Пробка дрогнула, и запорошенные набело автомобили тронулись, отбрасывая дворниками с лобовых стекол  снег. Антон Павлович отдышался, приоткрыв окно, и крикнул, разгулявшейся метели: «Нелюбовь! От нее умирают, особенно старики, дети и собаки. И взрослые люди, которые беззащитны и чувствительны, сука!» - Сердце готово было выскочить из груди. Водитель все понял, наклонился  и достал из бардачка вторую фляжку со словами: «Вот, хотел директора с режиссером угостить, а тут ситуация, понимаешь! Да, Палыч?»

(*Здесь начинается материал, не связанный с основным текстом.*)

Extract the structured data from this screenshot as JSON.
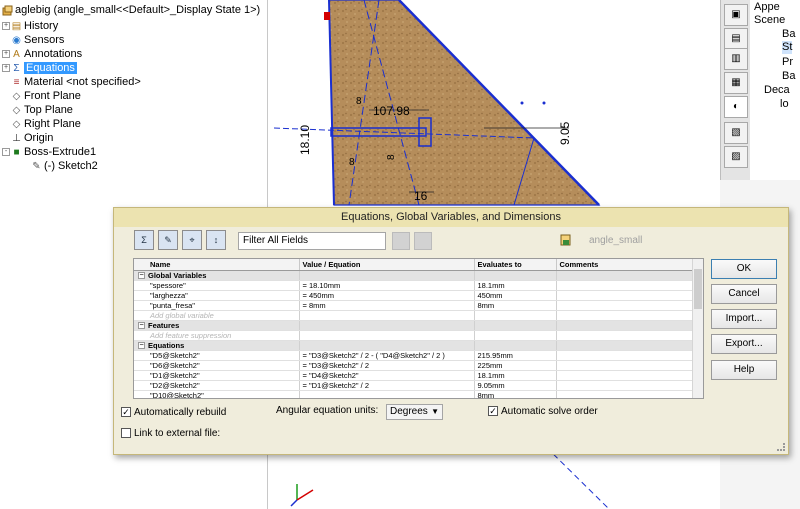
{
  "tree": {
    "root": "aglebig  (angle_small<<Default>_Display State 1>)",
    "items": [
      {
        "label": "History",
        "icon": "folder-icon",
        "expander": "+"
      },
      {
        "label": "Sensors",
        "icon": "sensor-icon",
        "expander": ""
      },
      {
        "label": "Annotations",
        "icon": "annotation-icon",
        "expander": "+"
      },
      {
        "label": "Equations",
        "icon": "equations-icon",
        "expander": "+"
      },
      {
        "label": "Material <not specified>",
        "icon": "material-icon",
        "expander": ""
      },
      {
        "label": "Front Plane",
        "icon": "plane-icon",
        "expander": ""
      },
      {
        "label": "Top Plane",
        "icon": "plane-icon",
        "expander": ""
      },
      {
        "label": "Right Plane",
        "icon": "plane-icon",
        "expander": ""
      },
      {
        "label": "Origin",
        "icon": "origin-icon",
        "expander": ""
      },
      {
        "label": "Boss-Extrude1",
        "icon": "extrude-icon",
        "expander": "-"
      },
      {
        "label": "(-) Sketch2",
        "icon": "sketch-icon",
        "expander": ""
      }
    ]
  },
  "viewport": {
    "dimensions": [
      "107.98",
      "18.10",
      "9.05",
      "16",
      "8",
      "8",
      "8"
    ]
  },
  "task_pane": {
    "items": [
      "Appe",
      "Scene",
      "Ba",
      "St",
      "Pr",
      "Ba",
      "Deca",
      "lo"
    ]
  },
  "dialog": {
    "title": "Equations, Global Variables, and Dimensions",
    "filter_placeholder": "Filter All Fields",
    "configuration": "angle_small",
    "columns": [
      "Name",
      "Value / Equation",
      "Evaluates to",
      "Comments"
    ],
    "rows": [
      {
        "type": "section",
        "name": "Global Variables",
        "value": "",
        "eval": "",
        "comment": ""
      },
      {
        "type": "data",
        "name": "\"spessore\"",
        "value": "= 18.10mm",
        "eval": "18.1mm",
        "comment": ""
      },
      {
        "type": "data",
        "name": "\"larghezza\"",
        "value": "= 450mm",
        "eval": "450mm",
        "comment": ""
      },
      {
        "type": "data",
        "name": "\"punta_fresa\"",
        "value": "= 8mm",
        "eval": "8mm",
        "comment": ""
      },
      {
        "type": "add",
        "name": "Add global variable",
        "value": "",
        "eval": "",
        "comment": ""
      },
      {
        "type": "section",
        "name": "Features",
        "value": "",
        "eval": "",
        "comment": ""
      },
      {
        "type": "add",
        "name": "Add feature suppression",
        "value": "",
        "eval": "",
        "comment": ""
      },
      {
        "type": "section",
        "name": "Equations",
        "value": "",
        "eval": "",
        "comment": ""
      },
      {
        "type": "data",
        "name": "\"D5@Sketch2\"",
        "value": "= \"D3@Sketch2\" / 2 - ( \"D4@Sketch2\" / 2 )",
        "eval": "215.95mm",
        "comment": ""
      },
      {
        "type": "data",
        "name": "\"D6@Sketch2\"",
        "value": "= \"D3@Sketch2\" / 2",
        "eval": "225mm",
        "comment": ""
      },
      {
        "type": "data",
        "name": "\"D1@Sketch2\"",
        "value": "= \"D4@Sketch2\"",
        "eval": "18.1mm",
        "comment": ""
      },
      {
        "type": "data",
        "name": "\"D2@Sketch2\"",
        "value": "= \"D1@Sketch2\" / 2",
        "eval": "9.05mm",
        "comment": ""
      },
      {
        "type": "data",
        "name": "\"D10@Sketch2\"",
        "value": "",
        "eval": "8mm",
        "comment": ""
      }
    ],
    "buttons": {
      "ok": "OK",
      "cancel": "Cancel",
      "import": "Import...",
      "export": "Export...",
      "help": "Help"
    },
    "auto_rebuild": {
      "label": "Automatically rebuild",
      "checked": true
    },
    "angle_units_label": "Angular equation units:",
    "angle_units_value": "Degrees",
    "auto_solve": {
      "label": "Automatic solve order",
      "checked": true
    },
    "link_external": {
      "label": "Link to external file:",
      "checked": false
    }
  },
  "colors": {
    "dialog_bg": "#f0eddc",
    "title_bg": "#ece3b0",
    "selection": "#3399ff",
    "dimension": "#d40000",
    "sketch": "#1a2fd0",
    "wood": "#b89261"
  }
}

Антон Павлович медленно прикладывался к фляжке и говорил, словно перед глазами за лобовым стеклом  был не фургон «Доставка пиццы», запорошенной снегом, а студия «Эхо Москвы»: «Большинство женщин просто-напросто глупы, как пробки, актриса Старых не исключение. Да, да! При этом они достаточно агрессивны в силу колебаний своего гормонального фона, за которым хрен успеешь. В результате  просто укатывают  своих мужчин до гробовой доски гораздо ранее того срока, который отпущен им природой».  -  Из приемника,  все же включенного водителем, понеслась напористая реклама. На что Антон Павлович радостно вскрикнул: «А волю бестолковым блондинкам и брюнеткам дали поборники демократии и  феминизации, типа вашей гребанной радиостанции,  когда надо было больше собирать налогов с работающих женщин, больше сбывать им товаров, которыми они раньше и близко не пользовались  в стране, которой нет, всякие  там сигареты, пивасики, контрацептивы».  - Он бы мог из захмелевшей головы еще долго извлекать подобное, но раздался звонок директора театра, который уже потерял своего водителя. Пришлось разворачиваться под перемигивание фарами недовольных участников дорожного движения, а точнее стояния и возвращаться на площадь.  Антон Павлович с трудом выбрался из машины на тротуар и побрел навстречу неоновой рекламе «Юридические услуги», повисшей, казалось, в воздухе. Белого особняка  было не разглядеть в набирающей силу метели. Минут через двадцать Антон Павлович был в офисе Ефима, чтобы  занять денег. Пока брел с отчаянием и безысходностью осознавал, что теперь точно запьет.
Нотариус только что попрощался с посетителем, и хотел было, сварить себе кофе,  помощника он отпустил за ребенком в детский сад, как отворилась дверь, и в кабинет ввалился пьяный, весь в снегу Антон Павлович. Пришлось около часа с ним провозиться, отпаивая горячим чаем с лимоном и коньяком, а потом везти на съемную квартиру, по пути затарившись  горячительными напитками и закусками, чтобы Старых продержался завтра до вечера и никуда не выходил из дома пока не прекратится шторм.  После работы Ефим обещал отвезти Антона Павловича в его загородный дом.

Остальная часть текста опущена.